Homenaje a Las Ramblas

La calle más famosa de Barcelona vive su hora más trágica, con la cicatriz del peor atentado que sufrió

Es una riera. Bajo el curso sinuoso de Las Ramblas se esconde un riacho, con las aguas que bajan desde Collserola hacia el mar. Por ello tiene esa forma caprichosa, de tramos quebradizos desde Plaza Cataluña hasta el monumento a Colón. Por sus 1,2 kilómetros ha pasado la historia de la ciudad, los momentos de euforia deportiva y de fiesta popular, de persecuciones de policías y de manifestaciones políticas.

Más de 78 millones de personas transitan por su trazado cada año. Pocos de ellos son barceloneses. Los habitantes de esta ciudad, si pueden, evitan pasear por ella. La riada de turistas que la recorren por arriba y por abajo no descansa en ningún momento del año, y entre los kioscos, los selfies y los promotores de restaurantes pasear por Las Ramblas se convierte en una carrera de obstáculos.

Cambia como cambia la ciudad

Este paseo, dicen quienes la conocieron hace más de medio siglo, ya no es lo que era. Seguramente. Las Ramblas se transforman al mismo ritmo que la ciudad. Ya no hay lustrabotas que dejen los zapatos brillantes como un sol de invierno. Han desaparecido los puestos de ventas de animales y muchos fueron reemplazados por repetidos chiringuitos de recuerdos, helados italianos y muñecos de peluche. Sí quedan comercios de venta de flores y plantas y los grandes kioscos de diarios y revistas, que sobreviven ofreciendo chuches, postales e imanes para el refrigerador.

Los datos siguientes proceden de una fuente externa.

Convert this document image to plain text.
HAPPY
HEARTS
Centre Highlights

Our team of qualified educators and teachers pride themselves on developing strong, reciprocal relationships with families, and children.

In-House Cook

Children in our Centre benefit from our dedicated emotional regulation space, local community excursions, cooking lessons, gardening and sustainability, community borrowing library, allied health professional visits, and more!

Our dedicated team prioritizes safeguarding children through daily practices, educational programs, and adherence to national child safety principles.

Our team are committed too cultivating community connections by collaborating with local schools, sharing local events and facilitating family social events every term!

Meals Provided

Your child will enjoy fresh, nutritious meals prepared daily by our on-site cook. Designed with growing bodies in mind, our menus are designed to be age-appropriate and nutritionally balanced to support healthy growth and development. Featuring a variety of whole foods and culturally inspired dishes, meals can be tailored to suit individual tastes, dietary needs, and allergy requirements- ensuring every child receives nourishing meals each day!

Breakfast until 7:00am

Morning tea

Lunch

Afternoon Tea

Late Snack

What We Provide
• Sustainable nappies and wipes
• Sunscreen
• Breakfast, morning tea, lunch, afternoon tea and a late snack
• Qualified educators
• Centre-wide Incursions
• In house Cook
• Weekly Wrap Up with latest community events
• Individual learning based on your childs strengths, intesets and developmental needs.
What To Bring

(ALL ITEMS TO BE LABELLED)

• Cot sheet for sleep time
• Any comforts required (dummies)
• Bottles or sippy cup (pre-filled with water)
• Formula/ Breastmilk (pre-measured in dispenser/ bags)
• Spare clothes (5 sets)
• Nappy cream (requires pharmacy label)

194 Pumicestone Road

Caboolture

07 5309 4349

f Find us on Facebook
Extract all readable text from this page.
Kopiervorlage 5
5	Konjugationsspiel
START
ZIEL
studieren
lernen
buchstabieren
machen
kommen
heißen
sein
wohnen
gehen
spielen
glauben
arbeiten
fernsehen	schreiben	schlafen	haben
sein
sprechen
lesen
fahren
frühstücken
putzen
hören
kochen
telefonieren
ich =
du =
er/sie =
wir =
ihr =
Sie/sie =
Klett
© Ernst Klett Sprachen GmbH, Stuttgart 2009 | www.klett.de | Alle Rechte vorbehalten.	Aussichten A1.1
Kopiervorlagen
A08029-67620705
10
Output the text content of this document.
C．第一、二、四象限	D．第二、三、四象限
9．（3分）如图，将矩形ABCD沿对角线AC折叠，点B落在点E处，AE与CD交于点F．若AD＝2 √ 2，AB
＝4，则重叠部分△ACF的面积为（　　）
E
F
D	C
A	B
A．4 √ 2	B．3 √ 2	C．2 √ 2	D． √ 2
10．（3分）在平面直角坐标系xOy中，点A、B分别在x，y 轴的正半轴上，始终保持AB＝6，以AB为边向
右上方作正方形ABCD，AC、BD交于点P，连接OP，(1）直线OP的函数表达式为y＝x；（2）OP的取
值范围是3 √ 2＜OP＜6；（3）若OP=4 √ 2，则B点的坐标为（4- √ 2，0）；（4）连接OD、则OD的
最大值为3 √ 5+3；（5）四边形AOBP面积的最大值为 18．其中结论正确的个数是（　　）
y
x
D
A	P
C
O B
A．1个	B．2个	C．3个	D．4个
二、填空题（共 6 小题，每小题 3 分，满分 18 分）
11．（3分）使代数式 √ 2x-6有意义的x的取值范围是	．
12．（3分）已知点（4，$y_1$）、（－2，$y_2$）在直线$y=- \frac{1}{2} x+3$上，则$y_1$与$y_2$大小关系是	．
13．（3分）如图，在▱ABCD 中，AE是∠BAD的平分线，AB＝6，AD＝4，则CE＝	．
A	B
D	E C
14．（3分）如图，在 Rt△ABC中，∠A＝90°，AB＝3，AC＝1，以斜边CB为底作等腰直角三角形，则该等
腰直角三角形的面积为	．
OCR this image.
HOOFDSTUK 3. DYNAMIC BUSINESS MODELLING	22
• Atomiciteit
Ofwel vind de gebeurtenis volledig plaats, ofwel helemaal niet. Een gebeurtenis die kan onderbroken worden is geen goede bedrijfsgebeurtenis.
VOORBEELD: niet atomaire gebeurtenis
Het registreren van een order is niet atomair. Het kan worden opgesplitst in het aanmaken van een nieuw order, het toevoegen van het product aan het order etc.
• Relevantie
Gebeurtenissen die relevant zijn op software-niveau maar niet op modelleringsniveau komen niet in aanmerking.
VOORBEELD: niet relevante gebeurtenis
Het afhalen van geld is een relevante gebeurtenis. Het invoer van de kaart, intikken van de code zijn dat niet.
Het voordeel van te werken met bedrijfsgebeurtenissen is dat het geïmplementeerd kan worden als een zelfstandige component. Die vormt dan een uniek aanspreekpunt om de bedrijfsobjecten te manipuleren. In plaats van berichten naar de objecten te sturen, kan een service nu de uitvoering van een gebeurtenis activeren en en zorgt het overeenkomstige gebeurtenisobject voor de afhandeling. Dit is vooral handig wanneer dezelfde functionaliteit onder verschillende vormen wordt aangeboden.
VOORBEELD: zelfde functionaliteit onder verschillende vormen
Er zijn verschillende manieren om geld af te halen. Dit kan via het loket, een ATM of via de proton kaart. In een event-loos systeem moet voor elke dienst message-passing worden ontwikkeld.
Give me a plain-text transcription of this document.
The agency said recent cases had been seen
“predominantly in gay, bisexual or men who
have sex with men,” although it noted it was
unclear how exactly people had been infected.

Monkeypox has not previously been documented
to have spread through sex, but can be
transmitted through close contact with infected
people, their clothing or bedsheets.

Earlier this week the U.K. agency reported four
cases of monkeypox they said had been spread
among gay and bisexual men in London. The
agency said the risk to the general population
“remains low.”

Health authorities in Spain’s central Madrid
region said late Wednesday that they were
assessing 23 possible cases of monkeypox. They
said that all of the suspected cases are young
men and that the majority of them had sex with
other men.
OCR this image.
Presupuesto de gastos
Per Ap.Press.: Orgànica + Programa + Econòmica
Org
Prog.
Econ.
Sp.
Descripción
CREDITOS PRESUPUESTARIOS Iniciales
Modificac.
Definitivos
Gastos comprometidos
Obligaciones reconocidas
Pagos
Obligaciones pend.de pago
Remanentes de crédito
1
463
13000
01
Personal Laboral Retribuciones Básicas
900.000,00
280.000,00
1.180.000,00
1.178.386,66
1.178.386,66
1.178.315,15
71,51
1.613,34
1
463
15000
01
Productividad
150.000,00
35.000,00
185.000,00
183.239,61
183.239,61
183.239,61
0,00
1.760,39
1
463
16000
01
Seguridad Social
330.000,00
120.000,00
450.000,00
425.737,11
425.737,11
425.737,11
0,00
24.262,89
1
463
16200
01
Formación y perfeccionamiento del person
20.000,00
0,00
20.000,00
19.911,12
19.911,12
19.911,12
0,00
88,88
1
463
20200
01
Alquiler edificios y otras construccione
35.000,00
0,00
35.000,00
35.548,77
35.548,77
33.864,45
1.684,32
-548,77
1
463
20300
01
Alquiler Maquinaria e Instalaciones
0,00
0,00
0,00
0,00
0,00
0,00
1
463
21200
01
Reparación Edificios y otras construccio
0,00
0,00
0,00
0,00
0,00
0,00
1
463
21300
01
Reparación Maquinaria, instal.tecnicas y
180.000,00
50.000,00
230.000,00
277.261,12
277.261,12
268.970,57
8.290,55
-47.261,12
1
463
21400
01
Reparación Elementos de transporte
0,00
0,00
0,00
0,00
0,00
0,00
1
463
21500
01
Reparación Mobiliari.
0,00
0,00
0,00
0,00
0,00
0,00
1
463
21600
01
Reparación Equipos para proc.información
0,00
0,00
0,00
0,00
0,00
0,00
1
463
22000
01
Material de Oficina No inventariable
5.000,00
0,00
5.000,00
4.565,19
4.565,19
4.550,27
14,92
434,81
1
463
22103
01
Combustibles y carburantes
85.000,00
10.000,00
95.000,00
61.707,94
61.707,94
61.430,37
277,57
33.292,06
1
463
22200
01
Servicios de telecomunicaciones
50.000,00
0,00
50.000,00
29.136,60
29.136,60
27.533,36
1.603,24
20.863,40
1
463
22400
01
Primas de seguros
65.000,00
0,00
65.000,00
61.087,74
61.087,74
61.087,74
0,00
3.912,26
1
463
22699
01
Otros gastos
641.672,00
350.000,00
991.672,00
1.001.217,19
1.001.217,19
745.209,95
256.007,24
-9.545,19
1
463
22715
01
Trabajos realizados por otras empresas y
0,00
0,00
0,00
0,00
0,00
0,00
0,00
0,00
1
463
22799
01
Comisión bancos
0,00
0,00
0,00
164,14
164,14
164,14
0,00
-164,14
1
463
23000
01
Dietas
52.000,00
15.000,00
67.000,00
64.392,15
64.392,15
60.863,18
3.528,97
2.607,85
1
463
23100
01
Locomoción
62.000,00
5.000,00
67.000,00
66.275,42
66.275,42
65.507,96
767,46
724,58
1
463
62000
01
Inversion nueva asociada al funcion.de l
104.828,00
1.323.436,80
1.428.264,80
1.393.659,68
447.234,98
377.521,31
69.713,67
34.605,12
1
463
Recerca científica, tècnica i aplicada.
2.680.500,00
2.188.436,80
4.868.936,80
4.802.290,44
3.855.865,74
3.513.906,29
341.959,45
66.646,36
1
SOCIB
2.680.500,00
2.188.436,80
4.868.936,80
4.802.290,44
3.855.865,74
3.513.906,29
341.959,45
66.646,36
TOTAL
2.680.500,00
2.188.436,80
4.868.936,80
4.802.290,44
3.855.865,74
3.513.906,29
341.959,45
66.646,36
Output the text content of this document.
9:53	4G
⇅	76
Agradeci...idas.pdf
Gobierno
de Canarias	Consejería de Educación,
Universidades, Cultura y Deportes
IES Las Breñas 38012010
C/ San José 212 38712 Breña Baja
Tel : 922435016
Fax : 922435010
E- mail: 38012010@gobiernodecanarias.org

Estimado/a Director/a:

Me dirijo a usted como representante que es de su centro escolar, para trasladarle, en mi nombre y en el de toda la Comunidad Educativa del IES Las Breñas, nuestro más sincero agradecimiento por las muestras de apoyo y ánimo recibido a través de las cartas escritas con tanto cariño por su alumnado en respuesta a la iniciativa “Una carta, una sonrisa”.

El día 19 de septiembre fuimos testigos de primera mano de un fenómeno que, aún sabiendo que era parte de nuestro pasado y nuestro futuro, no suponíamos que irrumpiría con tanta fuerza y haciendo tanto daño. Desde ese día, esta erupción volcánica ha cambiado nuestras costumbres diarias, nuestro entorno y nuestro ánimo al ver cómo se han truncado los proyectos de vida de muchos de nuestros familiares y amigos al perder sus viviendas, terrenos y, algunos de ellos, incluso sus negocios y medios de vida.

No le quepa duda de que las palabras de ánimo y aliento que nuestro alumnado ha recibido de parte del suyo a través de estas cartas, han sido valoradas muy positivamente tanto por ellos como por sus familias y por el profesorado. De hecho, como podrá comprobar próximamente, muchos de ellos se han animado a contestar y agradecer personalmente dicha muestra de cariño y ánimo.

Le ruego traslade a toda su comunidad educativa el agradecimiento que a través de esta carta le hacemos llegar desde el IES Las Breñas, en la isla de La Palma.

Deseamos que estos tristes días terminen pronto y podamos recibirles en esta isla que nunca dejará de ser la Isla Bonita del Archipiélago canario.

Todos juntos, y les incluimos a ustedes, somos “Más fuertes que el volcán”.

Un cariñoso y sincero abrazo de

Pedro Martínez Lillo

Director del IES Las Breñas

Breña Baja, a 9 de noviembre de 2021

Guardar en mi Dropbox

Un problema de que tanta gente transite Las Ramblas es que es difícil mirar hacia las alturas sin temor a chocar. Pero vale la pena el ejercicio. En su trazado se encuentran el dragón que vende paraguas, la fachada neoclásica del Liceu, el reloj de la Academia de Ciencias que daba la hora oficial cuando llegó el tren a la ciudad, las tétricas estatuas que prologan la iglesia del Carmen, la discreta elegancia del Palacio Moja, la huidiza entrada a la Plaza Real, el vitral modernista del mercado de La Boquería y el famoso monumento a Colón, con su dedo apuntando no hacia América sino a Libia (paradojas de la geografía).

Otros tiempos, la misma calle

Es cierto, Las Ramblas han vivido tiempos mejores. Ya casi no quedan comercios ‘de toda la vida’, con sus decoraciones modernistas y sus propietarios que recordaban los nombres de sus clientes. Hay mucho incivismo, sobre todo por la noche, cuando turistas borrachos usan a la calle como lavabo público. En la parte baja, llegando al mar, las prostitutas subsaharianas abordan a los que circulan pasados de copas para ofrecer sexo por pocos euros. Las paellas que sirven los restaurante son tan caras como malas, y las gigantescas sangrías se ha convertido en la bebida más popular.

Las Rambla ya no son lo que eran. Pero no dejan de ser la calle más famosa de Barcelona, testigo de lo bueno y lo malo de la vida de la ciudad, aunque a los pies de un mosaico diseñado por Joan Miró haya quedado una cicatriz que no se borrará jamás.